INTRODUCTION
Irritable bowel syndrome (IBS) affects 10–15% of the world population. It is the most common cause of primary gastroenterology visits and affects twice as many females than males.1 IBS is characterised by visceral pain associated with alterations in bowel transit (either diarrhoea, constipation, or a mix of both). IBS greatly affects quality of life and is highly correlated with psychological comorbidities; 30–50% of patients with IBS report anxiety or depression.2 The pathophysiology of IBS is complex and differs among patients. It can include visceral hypersensitivity, increased paracellular permeability, and gut microbiota dysbiosis, classifying IBS as a pathology of the gut-brain axis.2 Among IBS risk factors, stress, in particular neonatal stress, increases both the incidence of the disease and the worsening of the symptoms.3 Prenatal stress (PS), which induces gut microbiota dysbiosis, has recently been identified as a risk factor for anxiety and depression, both of which are IBS comorbidities.4,5 However, the causal link has not been established, and the authors hypothesised that PS in mice would predispose the adult offspring to visceral hypersensitivity and intestinal homeostasis disruption, as observed in IBS.
METHODS
PS was induced in C57bl/6 mice by using a bright light (coupled to restriction) for 30 minutes three times a day between Days 13 and 18 of gestation. Visceral hypersensitivity to colorectal distention was assessed in male (n=20) and female (n=20) 8-week-old offspring by recording abdominal contractions in response to pressures of colorectal distension at 15, 30, 45, and 60 mmHg. The paracellular cellular permeability of the offspring was measured by 4 kDa fluoresce in isothiocyanate–dextran (FiTC)-dextran (10 mg/mice) gavages, followed by fluorescence measurement in the plasma 4 hours later. Cxcl2, Tgfb, Ccl5, Reg3g, Muc2, Occln, Ttf3, Mmp7, Penk, and Ifng colonic expressions were monitored by real-time quantitative reverse transcription-PCR. The fecal microbiota composition was assessed by the MiSeq-based microbial taxonomic method and its organisation as a biofilm was evaluated by 16S RNA FISH staining.
RESULTS
In the offspring of both sexes, PS induced hypersensitivity to colorectal distensions expressed as the area under the curve for the lowest (15–30 mmHg) and the highest (45–60 mmHg) pressures of distension (Figure 1).

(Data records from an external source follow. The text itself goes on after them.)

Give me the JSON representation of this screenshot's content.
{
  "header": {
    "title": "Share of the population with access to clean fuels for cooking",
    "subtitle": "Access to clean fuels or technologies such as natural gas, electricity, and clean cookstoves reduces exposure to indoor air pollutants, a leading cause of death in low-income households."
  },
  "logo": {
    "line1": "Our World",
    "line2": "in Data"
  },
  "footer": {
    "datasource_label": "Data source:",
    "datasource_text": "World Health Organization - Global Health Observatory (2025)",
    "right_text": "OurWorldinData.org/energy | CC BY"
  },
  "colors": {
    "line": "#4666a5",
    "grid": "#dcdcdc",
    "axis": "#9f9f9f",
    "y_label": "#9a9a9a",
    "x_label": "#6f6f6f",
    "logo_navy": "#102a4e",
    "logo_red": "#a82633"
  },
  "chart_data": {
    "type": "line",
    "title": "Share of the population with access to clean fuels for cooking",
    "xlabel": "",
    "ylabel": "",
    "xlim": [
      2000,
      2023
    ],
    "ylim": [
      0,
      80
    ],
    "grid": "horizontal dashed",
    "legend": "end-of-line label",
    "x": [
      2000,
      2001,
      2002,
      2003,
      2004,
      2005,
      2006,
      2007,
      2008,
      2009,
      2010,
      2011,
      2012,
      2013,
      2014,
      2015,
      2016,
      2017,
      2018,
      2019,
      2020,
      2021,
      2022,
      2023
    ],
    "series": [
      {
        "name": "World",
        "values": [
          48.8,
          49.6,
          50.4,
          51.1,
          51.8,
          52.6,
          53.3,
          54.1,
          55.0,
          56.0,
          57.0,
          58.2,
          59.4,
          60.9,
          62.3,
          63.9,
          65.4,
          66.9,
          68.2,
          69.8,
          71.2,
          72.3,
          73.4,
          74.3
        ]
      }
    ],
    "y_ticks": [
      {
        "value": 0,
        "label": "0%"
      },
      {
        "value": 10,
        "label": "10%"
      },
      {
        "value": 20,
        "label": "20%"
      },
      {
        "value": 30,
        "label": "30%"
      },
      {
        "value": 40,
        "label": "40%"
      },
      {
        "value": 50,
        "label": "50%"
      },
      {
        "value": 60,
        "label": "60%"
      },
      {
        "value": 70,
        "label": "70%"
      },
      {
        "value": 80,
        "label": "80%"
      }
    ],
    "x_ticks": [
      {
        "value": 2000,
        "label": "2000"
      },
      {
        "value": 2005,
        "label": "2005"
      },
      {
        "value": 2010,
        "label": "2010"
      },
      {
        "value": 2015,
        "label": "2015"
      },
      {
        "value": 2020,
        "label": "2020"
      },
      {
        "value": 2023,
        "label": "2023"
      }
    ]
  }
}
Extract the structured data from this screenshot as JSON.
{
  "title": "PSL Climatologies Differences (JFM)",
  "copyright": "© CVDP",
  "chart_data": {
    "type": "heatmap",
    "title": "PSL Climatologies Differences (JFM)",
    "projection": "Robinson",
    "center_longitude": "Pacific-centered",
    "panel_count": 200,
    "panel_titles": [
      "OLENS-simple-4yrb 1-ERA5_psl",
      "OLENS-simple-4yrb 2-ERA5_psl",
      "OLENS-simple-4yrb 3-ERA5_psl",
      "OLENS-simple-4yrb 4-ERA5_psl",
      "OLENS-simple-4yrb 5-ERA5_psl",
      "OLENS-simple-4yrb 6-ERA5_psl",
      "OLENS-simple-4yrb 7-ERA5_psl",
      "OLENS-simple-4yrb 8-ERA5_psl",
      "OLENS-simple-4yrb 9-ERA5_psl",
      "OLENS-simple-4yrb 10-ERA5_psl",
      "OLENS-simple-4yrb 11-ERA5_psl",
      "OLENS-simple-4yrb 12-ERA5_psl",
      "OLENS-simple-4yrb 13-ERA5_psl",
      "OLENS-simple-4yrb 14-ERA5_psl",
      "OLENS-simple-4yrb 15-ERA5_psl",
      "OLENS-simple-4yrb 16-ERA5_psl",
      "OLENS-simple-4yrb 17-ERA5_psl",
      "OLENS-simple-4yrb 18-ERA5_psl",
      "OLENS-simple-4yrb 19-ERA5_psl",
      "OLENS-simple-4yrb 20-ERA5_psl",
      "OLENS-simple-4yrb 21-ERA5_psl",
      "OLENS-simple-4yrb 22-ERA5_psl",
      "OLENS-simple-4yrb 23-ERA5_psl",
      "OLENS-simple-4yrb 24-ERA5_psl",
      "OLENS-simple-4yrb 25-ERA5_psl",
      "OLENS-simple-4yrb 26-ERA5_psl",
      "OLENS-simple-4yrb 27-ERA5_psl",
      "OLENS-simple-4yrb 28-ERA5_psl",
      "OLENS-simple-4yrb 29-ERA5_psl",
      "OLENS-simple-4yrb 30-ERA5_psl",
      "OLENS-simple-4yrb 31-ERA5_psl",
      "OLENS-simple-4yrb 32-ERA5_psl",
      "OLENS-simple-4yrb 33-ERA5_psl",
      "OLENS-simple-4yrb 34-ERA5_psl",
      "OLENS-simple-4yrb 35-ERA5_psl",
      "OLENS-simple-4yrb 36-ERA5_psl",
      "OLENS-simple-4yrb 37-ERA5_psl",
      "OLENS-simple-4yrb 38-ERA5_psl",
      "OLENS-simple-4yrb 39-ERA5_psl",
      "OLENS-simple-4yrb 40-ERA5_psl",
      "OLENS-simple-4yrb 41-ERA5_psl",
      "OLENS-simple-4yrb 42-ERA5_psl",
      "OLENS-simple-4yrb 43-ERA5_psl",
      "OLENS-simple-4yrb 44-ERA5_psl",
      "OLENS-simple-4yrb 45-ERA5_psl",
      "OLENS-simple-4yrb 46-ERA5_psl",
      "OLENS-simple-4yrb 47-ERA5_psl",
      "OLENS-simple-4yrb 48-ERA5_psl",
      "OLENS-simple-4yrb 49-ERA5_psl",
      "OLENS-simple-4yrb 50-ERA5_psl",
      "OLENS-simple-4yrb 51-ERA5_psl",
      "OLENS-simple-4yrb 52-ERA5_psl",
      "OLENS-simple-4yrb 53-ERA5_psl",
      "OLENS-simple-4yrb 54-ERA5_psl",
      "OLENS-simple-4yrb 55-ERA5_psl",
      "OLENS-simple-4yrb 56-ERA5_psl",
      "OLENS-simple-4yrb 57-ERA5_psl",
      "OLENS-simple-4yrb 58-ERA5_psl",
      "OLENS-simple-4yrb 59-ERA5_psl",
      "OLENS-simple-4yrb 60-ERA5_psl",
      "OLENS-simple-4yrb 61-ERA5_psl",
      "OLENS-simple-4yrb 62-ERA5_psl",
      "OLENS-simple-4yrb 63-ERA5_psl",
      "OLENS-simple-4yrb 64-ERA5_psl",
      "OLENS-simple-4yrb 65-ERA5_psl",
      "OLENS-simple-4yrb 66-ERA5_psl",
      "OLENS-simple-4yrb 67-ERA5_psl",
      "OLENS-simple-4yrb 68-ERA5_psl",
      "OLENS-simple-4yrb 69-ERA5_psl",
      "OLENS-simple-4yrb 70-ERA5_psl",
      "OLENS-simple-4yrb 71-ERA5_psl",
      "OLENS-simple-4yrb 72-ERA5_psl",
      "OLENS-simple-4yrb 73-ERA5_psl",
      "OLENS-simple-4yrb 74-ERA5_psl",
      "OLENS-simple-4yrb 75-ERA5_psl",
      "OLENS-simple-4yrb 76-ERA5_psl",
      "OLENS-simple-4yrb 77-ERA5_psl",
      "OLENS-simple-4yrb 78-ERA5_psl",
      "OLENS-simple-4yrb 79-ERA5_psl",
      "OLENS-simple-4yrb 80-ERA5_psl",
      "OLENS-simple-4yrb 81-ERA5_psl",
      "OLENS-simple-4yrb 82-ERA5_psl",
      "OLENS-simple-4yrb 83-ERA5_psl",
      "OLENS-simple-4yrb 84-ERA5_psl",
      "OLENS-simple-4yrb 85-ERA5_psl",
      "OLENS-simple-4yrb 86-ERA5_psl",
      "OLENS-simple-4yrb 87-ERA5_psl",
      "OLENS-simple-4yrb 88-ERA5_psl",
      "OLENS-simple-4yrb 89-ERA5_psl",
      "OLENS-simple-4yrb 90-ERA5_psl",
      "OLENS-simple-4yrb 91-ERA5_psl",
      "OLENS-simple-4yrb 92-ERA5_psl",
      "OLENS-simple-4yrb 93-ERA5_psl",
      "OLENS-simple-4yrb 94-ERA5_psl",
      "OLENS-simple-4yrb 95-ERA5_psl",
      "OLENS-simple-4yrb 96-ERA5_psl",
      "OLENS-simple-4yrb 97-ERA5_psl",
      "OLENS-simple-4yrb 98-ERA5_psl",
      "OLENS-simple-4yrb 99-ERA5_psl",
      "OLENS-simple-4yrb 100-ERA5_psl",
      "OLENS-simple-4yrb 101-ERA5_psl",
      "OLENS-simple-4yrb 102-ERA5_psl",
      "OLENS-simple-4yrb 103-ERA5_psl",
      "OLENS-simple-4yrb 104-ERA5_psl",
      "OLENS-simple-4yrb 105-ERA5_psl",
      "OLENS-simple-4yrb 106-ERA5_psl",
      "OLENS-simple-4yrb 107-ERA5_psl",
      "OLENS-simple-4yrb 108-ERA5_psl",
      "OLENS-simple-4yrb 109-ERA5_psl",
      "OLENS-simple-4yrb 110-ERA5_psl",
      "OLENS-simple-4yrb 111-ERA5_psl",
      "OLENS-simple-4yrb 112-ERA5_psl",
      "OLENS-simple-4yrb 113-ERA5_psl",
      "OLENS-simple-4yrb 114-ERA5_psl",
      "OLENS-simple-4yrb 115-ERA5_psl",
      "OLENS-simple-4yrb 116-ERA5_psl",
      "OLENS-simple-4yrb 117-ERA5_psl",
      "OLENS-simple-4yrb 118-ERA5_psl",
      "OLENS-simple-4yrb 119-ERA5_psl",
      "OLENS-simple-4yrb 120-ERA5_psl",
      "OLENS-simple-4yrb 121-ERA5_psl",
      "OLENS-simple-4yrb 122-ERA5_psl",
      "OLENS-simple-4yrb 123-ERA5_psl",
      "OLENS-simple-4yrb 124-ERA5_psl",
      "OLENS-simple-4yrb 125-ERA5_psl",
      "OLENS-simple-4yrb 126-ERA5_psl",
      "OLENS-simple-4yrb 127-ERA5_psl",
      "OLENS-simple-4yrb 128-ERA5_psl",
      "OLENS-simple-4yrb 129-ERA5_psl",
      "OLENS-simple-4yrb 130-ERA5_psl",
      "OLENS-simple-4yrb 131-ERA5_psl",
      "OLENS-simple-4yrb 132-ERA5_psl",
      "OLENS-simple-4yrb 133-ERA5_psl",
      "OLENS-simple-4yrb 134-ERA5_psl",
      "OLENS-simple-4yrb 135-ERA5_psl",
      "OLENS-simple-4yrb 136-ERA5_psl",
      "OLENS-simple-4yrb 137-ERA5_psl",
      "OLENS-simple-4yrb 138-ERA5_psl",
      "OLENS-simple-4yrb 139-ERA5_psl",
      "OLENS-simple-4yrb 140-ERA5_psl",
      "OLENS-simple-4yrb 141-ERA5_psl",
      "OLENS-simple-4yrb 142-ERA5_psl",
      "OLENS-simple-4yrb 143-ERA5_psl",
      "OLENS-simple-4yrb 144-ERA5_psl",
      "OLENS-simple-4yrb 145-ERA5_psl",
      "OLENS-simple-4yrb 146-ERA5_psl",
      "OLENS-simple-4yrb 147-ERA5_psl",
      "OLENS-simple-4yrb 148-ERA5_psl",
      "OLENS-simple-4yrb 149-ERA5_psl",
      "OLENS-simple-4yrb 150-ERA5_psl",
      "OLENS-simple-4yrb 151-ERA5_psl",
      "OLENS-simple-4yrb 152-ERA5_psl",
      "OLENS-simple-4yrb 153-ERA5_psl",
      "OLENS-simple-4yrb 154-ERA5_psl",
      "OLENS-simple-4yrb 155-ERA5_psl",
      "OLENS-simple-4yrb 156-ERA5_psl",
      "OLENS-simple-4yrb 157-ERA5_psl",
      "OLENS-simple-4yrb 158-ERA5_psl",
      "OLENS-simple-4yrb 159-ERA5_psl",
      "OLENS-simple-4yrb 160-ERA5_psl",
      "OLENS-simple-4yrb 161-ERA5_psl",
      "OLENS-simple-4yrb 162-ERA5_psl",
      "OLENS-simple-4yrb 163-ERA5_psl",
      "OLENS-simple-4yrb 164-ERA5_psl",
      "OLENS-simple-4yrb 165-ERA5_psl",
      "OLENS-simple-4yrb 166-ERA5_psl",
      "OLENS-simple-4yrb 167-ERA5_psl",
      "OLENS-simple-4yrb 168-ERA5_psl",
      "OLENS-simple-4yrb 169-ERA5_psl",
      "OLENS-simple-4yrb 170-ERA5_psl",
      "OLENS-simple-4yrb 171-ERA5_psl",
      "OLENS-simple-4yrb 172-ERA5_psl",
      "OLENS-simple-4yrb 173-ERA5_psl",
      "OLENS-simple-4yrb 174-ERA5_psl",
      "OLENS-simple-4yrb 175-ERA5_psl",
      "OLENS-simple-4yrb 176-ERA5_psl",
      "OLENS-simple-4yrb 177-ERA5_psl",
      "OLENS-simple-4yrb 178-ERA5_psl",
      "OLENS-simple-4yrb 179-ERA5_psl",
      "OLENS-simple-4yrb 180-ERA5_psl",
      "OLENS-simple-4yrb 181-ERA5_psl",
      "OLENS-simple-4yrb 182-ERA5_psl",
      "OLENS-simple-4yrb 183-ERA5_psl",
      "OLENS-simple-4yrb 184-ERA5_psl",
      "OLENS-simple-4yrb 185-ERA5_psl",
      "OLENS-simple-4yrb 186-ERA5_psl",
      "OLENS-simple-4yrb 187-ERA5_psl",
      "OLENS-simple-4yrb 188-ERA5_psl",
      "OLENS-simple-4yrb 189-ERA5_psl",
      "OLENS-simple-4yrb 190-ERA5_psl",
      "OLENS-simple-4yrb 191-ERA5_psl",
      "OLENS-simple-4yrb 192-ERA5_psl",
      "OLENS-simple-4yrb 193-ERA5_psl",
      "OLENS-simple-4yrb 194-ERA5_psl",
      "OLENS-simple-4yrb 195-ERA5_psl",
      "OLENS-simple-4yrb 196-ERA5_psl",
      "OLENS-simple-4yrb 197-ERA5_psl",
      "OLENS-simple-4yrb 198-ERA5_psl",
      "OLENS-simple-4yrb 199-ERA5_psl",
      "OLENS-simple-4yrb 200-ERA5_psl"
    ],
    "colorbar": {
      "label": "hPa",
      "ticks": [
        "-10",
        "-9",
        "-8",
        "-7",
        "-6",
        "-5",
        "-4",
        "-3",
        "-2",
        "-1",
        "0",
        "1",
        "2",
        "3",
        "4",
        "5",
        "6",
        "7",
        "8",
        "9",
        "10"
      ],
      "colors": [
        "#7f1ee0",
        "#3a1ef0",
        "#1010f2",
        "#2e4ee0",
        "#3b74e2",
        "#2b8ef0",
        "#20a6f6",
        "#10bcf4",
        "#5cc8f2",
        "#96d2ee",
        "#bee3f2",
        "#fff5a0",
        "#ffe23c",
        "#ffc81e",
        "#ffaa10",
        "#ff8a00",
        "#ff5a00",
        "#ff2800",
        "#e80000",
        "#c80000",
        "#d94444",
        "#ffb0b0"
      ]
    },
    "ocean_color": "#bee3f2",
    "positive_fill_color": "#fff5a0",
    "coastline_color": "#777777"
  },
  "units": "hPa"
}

Figure 1: Area under the curve of the visceromotor response to colorectal distension of (A) 15–30 mmHg and (B) 45–60 mmHg in control (white circles) male (n=20) and female (n=20) and prenatal stress (black circles) offspring.
** p<0.01 compared to control.
AUC: area under the curve; Ctrl: control; PS: prenatal stress.
Female mice were significantly more hypersensitive to colorectal distension for both types of pressure, while the increased sensitivity in the male offspring was significant only for the lowest pressures of distension (Figure 1). Paracellular permeability and gene expression in the colon remained unaltered by PS in both males and females. PS mice gut microbiota analyses revealed a dysbiosis as well as an alteration of the biofilm organisation. Indeed, Akkermansia muciniphila was increased in stressed male and female mice, while Desulfovibrio spp and Lactobacillus animalis were decreased in males and females, respectively. The alteration of the gut microbiota biofilm in PS mice was marked by bacterial infiltrations in the sterile mucus layer.
Finally, spearman correlations showed the existence of an inverse correlation between the abundance of L. animalis in the female faeces and visceral hypersensitivity for the lowest (R= -0.6; p=0.006) and highest (R= -0.61; p=0.007) pressures of distension. The same correlation was found in males, but only for the highest pressures. (R= -0.6; p=0.005).
CONCLUSION
This study shows that PS is sufficient to induce visceral hypersensitivity, gut microbiota dysbiosis, and biofilm disruption in mice. Therefore, PS could represent an important priming event for the development of IBS in adulthood.